Department of Medicine Washington University School of Medicine St. Louis, MO, USA.
Hepatology. 2012 Nov;56(5):1995-8. doi: 10.1002/hep.26088.
Nonalcoholic fatty liver disease (NAFLD) is associated with increased cardiovascular and liver-related mortality. NAFLD is characterized by both triglyceride and free cholesterol (FC) accumulation without a corresponding increment in cholesterol esters. The aim of this study was to evaluate the expression of cholesterol metabolic genes in NAFLD and relate these to disease phenotype. NAFLD was associated with increased SREBP-2 maturation, HMG CoA reductase (HMGCR) expression and decreased phosphorylation of HMGCR. Cholesterol synthesis was increased as measured by the circulating desmosterol:cholesterol ratio. miR-34a, a microRNA increased in NAFLD, inhibited sirtuin-1 with downstream dephosphorylation of AMP kinase and HMGCR. Cholesterol ester hydrolase was increased while ACAT-2 remained unchanged. LDL receptor expression was significantly decreased and similar in NAFLD subjects on or off statins. HMGCR expression was correlated with FC, histologic severity of NAFLD and LDL-cholesterol. These data demonstrate dysregulated cholesterol metabolism in NAFLD which may contribute to disease severity and cardiovascular risks.
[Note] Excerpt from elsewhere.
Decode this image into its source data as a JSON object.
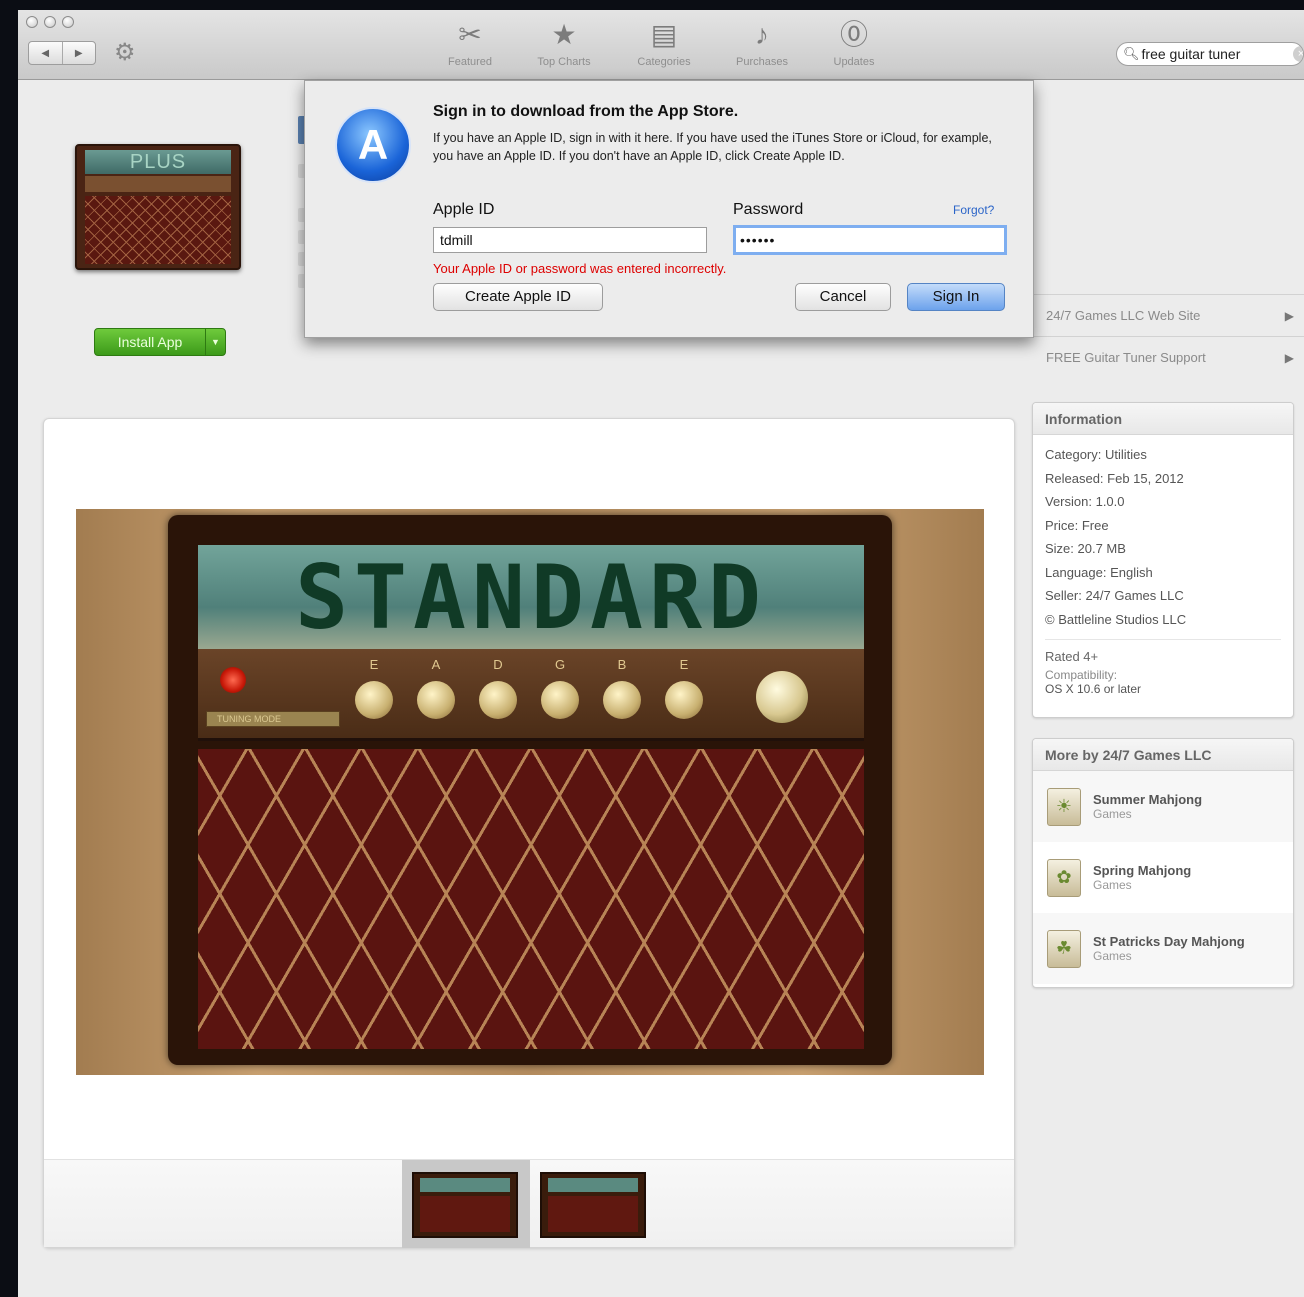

非酒精性脂肪性肝病(NAFLD)与心血管和肝脏相关死亡率的增加有关。NAFLD 的特征是甘油三酯和游离胆固醇(FC)的积累,而胆固醇酯没有相应增加。本研究的目的是评估 NAFLD 中胆固醇代谢基因的表达,并将这些与疾病表型相关联。NAFLD 与 SREBP-2 成熟、HMG CoA 还原酶(HMGCR)表达增加和 HMGCR 磷酸化减少有关。通过循环去甲胆固醇:胆固醇比值测量,胆固醇合成增加。在 NAFLD 中增加的 microRNA-34a 抑制了 sirtuin-1,导致 AMP 激酶和 HMGCR 的去磷酸化。胆固醇酯水解酶增加,而 ACAT-2 保持不变。LDL 受体表达显著降低,且在服用或未服用他汀类药物的 NAFLD 患者中相似。HMGCR 表达与 FC、NAFLD 的组织学严重程度和 LDL-胆固醇相关。这些数据表明,NAFLD 中的胆固醇代谢失调可能导致疾病严重程度和心血管风险增加。